Janet Yellen really doesn’t want to talk about Donald Trump. But that won’t stop a number of senators from trying.
In a hearing before the Senate Banking Committee Tuesday, they pressed Yellen on the economic impact of everything from tax reform and the possible repeal of the Affordable Care Act, to immigration and even climate change.
“We recognize that there may be significant economic policy changes and that those changes could affect the outlook,” Yellen said. “We’re very well aware of that. We don’t yet have enough clarity on what changes will be put in place to really clearly factor those policy changes into the economic outlook.”
Sen. Elizabeth Warren, a democrat from Massachusetts, used her line of questioning to fact-check President Trump’s claim that business lending had dried up as a result of Dodd-Frank banking regulations.
Last week, President Trump said it was time to “do a number” on Dodd Frank because it was making it hard for people to borrow. Trump said he had a lot of friends who couldn’t get loans, but it seems many of Trump’s associates haven’t had trouble borrowing lately.
Yellen noted business lending by banks has exceeded the 2008 peak. According to this chart from the St. Louis Fed, it’s at its highest levels since the late 1980s, even after adjusting for inflation.
Yellen had also noted that only a small number of business owners had complained about tight borrowing conditions recently. The latest surveys by the National Federation of Independent Business, show only four percent of small business owners report that their borrowing needs were not satisfied.
That didn’t stop some senators from continuing to claim that it was obviously killing lending, small banks, and by extension small businesses. Republican Senator Thom Tillis questioned Yellen’s numbers of the availability of loans, calling them “absolutely defiant of what I’m seeing in the small business community and community banks particularly in North Carolina,” his home state. Tillis said the numbers he has seen show that business lending has slowed since Dodd-Frank has passed.
That, however, doesn’t appear to be the case. According to the latest data from the Federal Deposit Insurance Corp., business lending, which is categorized as commercial and industrial lending, has risen on average 8% a year since the passage of Dodd-Frank. That’s about double the average growth rate of C&I loans since the FDIC first began collecting the data back in the mid-1980s. It’s also faster than the 5% loan growth that C&I averaged in decade before Dodd-Frank was passed.

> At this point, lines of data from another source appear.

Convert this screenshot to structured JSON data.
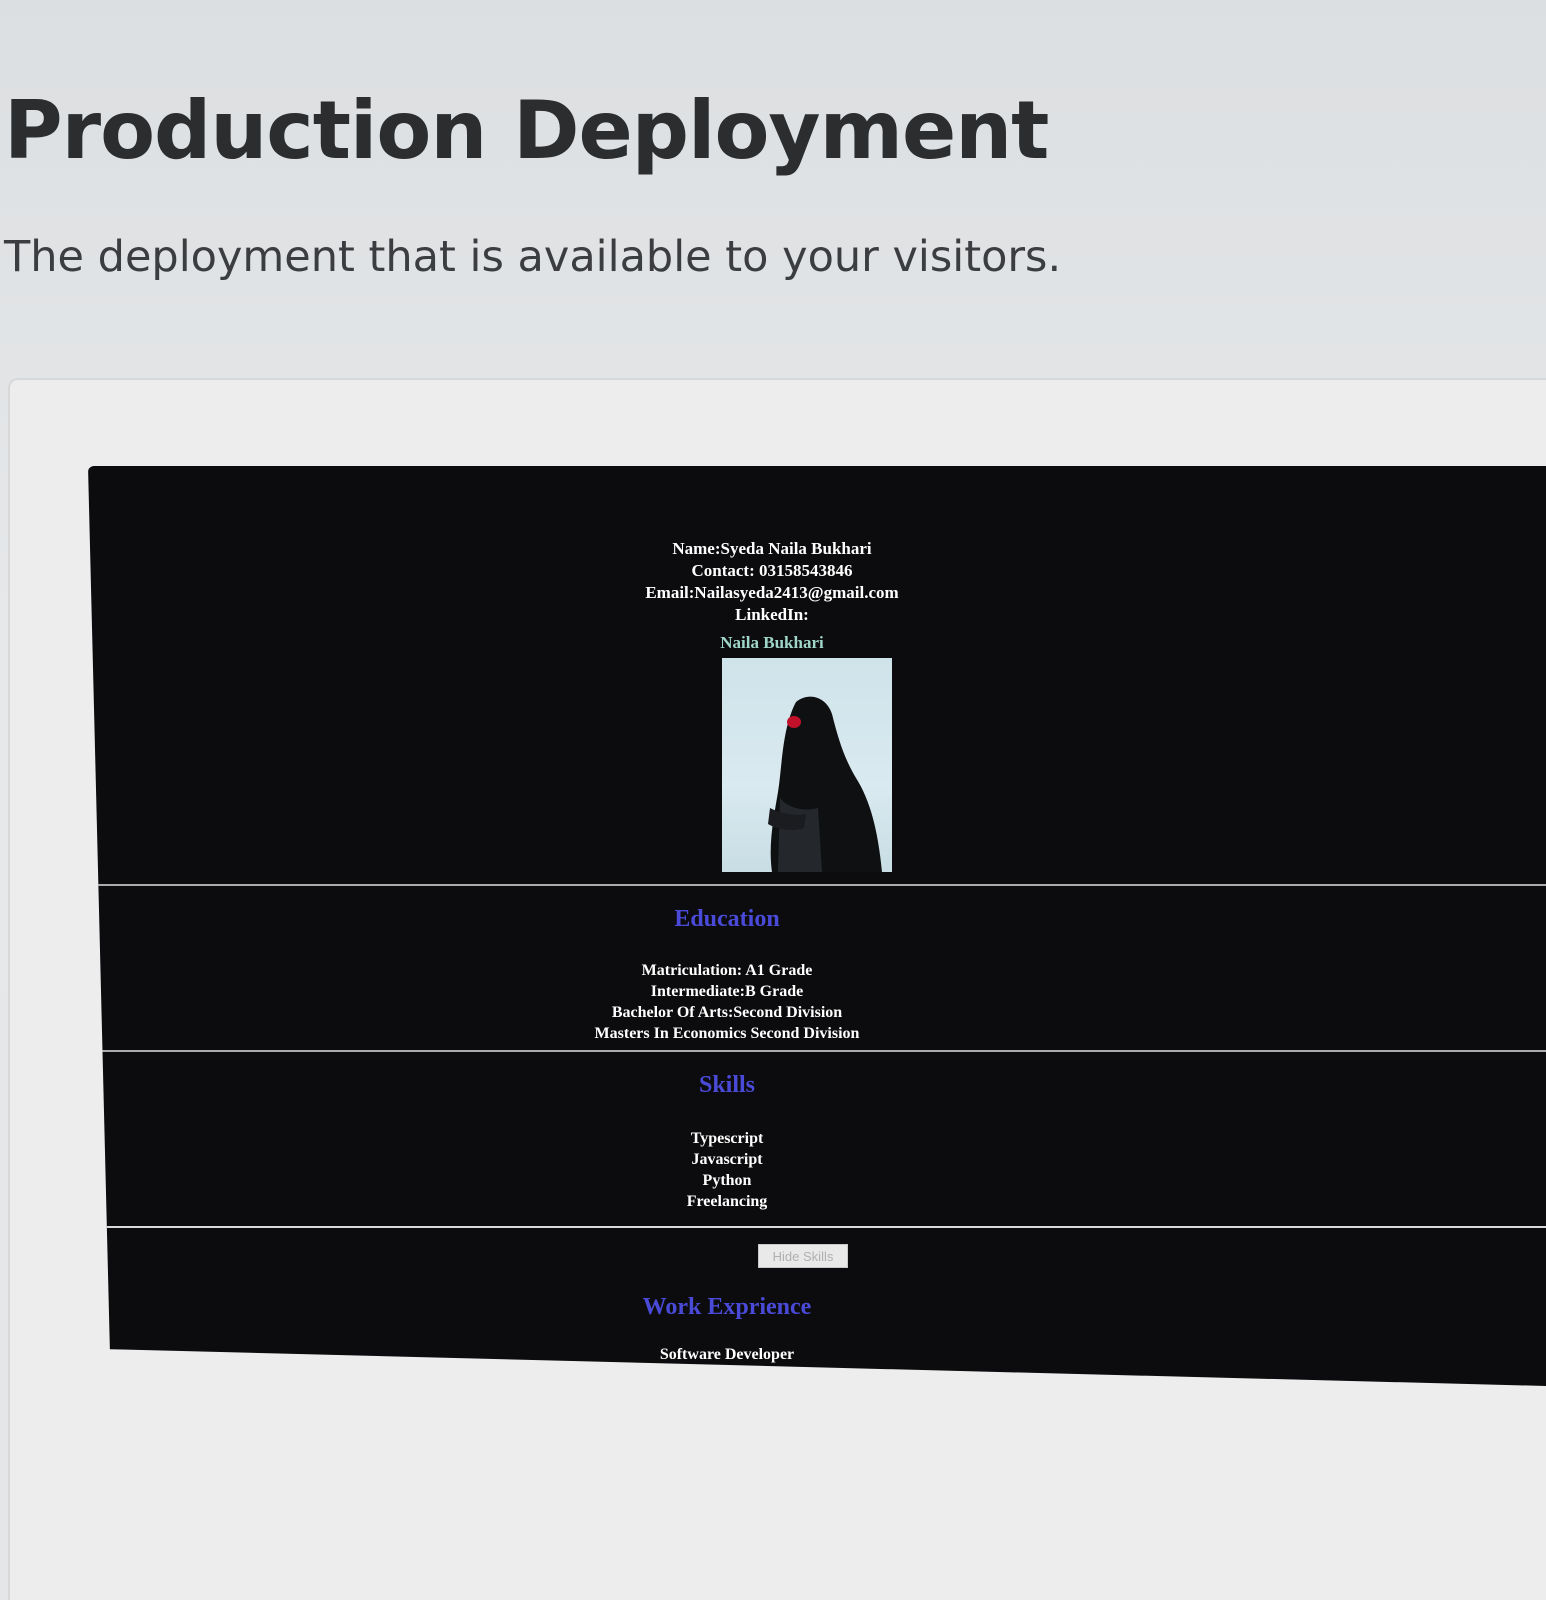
{
  "header": {
    "title": "Production Deployment",
    "subtitle": "The deployment that is available to your visitors."
  },
  "site": {
    "profile": {
      "name": "Name:Syeda Naila Bukhari",
      "contact": "Contact: 03158543846",
      "email": "Email:Nailasyeda2413@gmail.com",
      "linkedin_label": "LinkedIn:",
      "linkedin_link": "Naila Bukhari"
    },
    "education": {
      "title": "Education",
      "items": [
        "Matriculation: A1 Grade",
        "Intermediate:B Grade",
        "Bachelor Of Arts:Second Division",
        "Masters In Economics Second Division"
      ]
    },
    "skills": {
      "title": "Skills",
      "items": [
        "Typescript",
        "Javascript",
        "Python",
        "Freelancing"
      ]
    },
    "toggle_button": "Hide Skills",
    "work": {
      "title": "Work Exprience",
      "items": [
        "Software Developer"
      ]
    }
  }
}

Sen. Warren also prompted Yellen to comment on an assertion by top Trump economic advisor Gary Cohn, and former Goldman Sachs top banker, that banks, as a result of Dodd-Frank, have been forced to hold larger reserves that cannot be leant to borrowers.
“It’s not a requirement that they take money and stick it in a safe where it cannot be used,” Yellen said.
Cohn, in an interview with Fox Business earlier this month had claimed that banks, “instead of lending capital … to their clients and allowing them to grow their businesses and hire people and create jobs, they’ve been taking those reserves and taking that capital and hording it to meet the regulatory requirements and pay for additional regulations.”
Sen. Dean Heller, a republican from Nevada, pressed Yellen on several specific policy proposals, and she refused to bite.
Asked specifically how she felt about the proposed border tax, she said, “I’m not going to tell you that, either.”
As is customary for the Fed chair, Yellen is scheduled to testify again on Wednesday before the House Financial Services Committee. Her prepared remarks are expected to be identical to those she delivered today.